Last night on the bucolic hilltop campus of Occidental College, Los Angeles Mayor Eric Garcetti spoke with the Los Angeles Times architecture critic, Christopher Hawthorne, about the state of L.A. urbanism. This broad topical platform positioned Hawthorne's interview not as a political interrogation, nor as a staged public appearance, but as a relaxed discourse for Garcetti to mention policy while riffing on the kind of place he believes L.A. is becoming. You can review Archinect's live-tweets of the event here.
The discourse of L.A. urbanism is often bogged down by insufficient comparisons and false dichotomies -- sprawl vs. density, cyclists vs. drivers, liberals vs. libertarians, east vs. west, etc. -- that doggedly try to force the region into the conventions of other, completely incomparable cities. Early on, Hawthorne made clear that "Los Angeles" has to be thought of on the "regional scale", and shouldn't copy the developmental models of radically different cities. Garcetti certainly empathizes with this perspective: as mayor of the City of Los Angeles, he negotiates with the 87 other mayors located in L.A. County, and is keenly aware of its massively impacted layers of government -- its resources spread thinly and into cagey factions, unable to look out for anyone but themselves.
Garcetti was adamant, in parts poetic, about L.A.becoming a place one could, and would want to, "get lost in", where the mega-region is dignified by accessible and pervasive public transportation, and greenspace isn't delegated to the front or back yard. Hawthorne reciprocated, having noticed since he moved to L.A. in 2004 a palpable desire to increase connectivity and invest in public space. It may seem romantic to imagine that such idealism will translate easily into tangible and persistent policy, but that romanticism is inspiring and encouraging in a city on the cusp of radical (and absolutely necessary) change, responding to climate change and unsustainable transit models.
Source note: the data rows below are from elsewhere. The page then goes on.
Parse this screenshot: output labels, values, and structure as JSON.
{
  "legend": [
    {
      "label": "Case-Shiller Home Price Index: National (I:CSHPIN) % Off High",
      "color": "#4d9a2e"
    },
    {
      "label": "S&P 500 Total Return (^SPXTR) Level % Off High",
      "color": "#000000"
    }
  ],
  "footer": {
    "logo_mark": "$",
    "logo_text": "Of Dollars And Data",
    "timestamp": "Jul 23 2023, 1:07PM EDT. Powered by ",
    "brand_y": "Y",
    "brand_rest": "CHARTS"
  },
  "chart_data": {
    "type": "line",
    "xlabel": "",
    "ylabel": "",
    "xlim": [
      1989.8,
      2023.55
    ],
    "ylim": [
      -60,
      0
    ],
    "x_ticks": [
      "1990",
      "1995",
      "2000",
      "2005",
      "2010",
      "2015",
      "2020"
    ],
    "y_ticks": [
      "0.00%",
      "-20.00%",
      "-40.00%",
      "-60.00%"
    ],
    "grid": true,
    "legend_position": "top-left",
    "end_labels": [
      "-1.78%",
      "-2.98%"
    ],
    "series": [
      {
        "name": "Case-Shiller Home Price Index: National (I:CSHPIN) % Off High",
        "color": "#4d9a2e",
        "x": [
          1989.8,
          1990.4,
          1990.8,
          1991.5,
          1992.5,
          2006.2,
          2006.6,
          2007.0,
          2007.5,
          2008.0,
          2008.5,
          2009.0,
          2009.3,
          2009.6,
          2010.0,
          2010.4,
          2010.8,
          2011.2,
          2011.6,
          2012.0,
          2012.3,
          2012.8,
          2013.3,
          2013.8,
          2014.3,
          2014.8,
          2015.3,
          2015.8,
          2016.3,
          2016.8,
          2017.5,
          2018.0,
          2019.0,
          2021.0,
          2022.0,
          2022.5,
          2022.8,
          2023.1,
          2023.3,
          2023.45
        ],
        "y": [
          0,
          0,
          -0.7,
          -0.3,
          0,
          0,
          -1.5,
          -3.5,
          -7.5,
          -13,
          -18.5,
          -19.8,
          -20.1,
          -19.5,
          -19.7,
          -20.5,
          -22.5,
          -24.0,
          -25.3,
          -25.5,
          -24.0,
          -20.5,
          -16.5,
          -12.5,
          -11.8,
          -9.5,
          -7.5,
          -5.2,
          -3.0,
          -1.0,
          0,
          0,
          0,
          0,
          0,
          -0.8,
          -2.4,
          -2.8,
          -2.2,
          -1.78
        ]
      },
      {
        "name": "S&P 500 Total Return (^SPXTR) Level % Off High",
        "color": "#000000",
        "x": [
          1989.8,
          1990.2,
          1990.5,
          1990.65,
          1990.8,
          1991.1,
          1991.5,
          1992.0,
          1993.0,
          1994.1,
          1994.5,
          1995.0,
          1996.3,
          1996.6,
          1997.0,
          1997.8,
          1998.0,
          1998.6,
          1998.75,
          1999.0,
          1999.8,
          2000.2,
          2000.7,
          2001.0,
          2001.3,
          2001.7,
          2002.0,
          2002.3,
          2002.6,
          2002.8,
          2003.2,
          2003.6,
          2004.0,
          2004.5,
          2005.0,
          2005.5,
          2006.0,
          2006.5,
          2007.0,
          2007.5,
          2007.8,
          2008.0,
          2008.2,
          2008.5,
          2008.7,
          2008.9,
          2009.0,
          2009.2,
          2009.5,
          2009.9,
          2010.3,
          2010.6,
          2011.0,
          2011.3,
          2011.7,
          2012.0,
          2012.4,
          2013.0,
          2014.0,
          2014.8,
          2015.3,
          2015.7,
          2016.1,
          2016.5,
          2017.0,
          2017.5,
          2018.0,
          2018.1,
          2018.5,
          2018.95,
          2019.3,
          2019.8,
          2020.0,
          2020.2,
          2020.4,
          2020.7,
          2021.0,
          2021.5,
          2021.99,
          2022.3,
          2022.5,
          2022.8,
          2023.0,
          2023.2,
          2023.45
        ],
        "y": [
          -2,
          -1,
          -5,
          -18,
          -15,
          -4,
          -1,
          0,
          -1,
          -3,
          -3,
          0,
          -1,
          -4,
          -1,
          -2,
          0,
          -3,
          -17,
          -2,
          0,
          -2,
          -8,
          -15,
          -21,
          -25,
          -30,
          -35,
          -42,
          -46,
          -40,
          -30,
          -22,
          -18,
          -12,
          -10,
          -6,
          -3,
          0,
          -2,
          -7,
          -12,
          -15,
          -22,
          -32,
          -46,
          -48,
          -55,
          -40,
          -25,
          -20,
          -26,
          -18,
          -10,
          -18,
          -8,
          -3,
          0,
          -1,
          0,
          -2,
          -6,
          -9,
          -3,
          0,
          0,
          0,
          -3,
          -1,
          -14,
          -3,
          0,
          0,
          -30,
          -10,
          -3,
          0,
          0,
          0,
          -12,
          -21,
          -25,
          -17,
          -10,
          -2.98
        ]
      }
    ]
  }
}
And after all, this wasn't a political rally. Halfway through their discussion, Hawthorne brought to the stage Gabriel Kahane, a young composer who has just released an album explicitly inspired by Los Angeles landmarks. He performed a couple of songs, one Cohen-esque folk-tune about the Ambassador Hotel, and another jaunty baroque-pop number questioning movie villain's insistence on living in homes built by modernist masters. A musical interlude to a dialogue on urbanism seemed awkwardly out of place at first, but by the end of the night, perfectly appropriate. L.A. can continue to be a city of self-referential icons, even as it seeks to define new ones.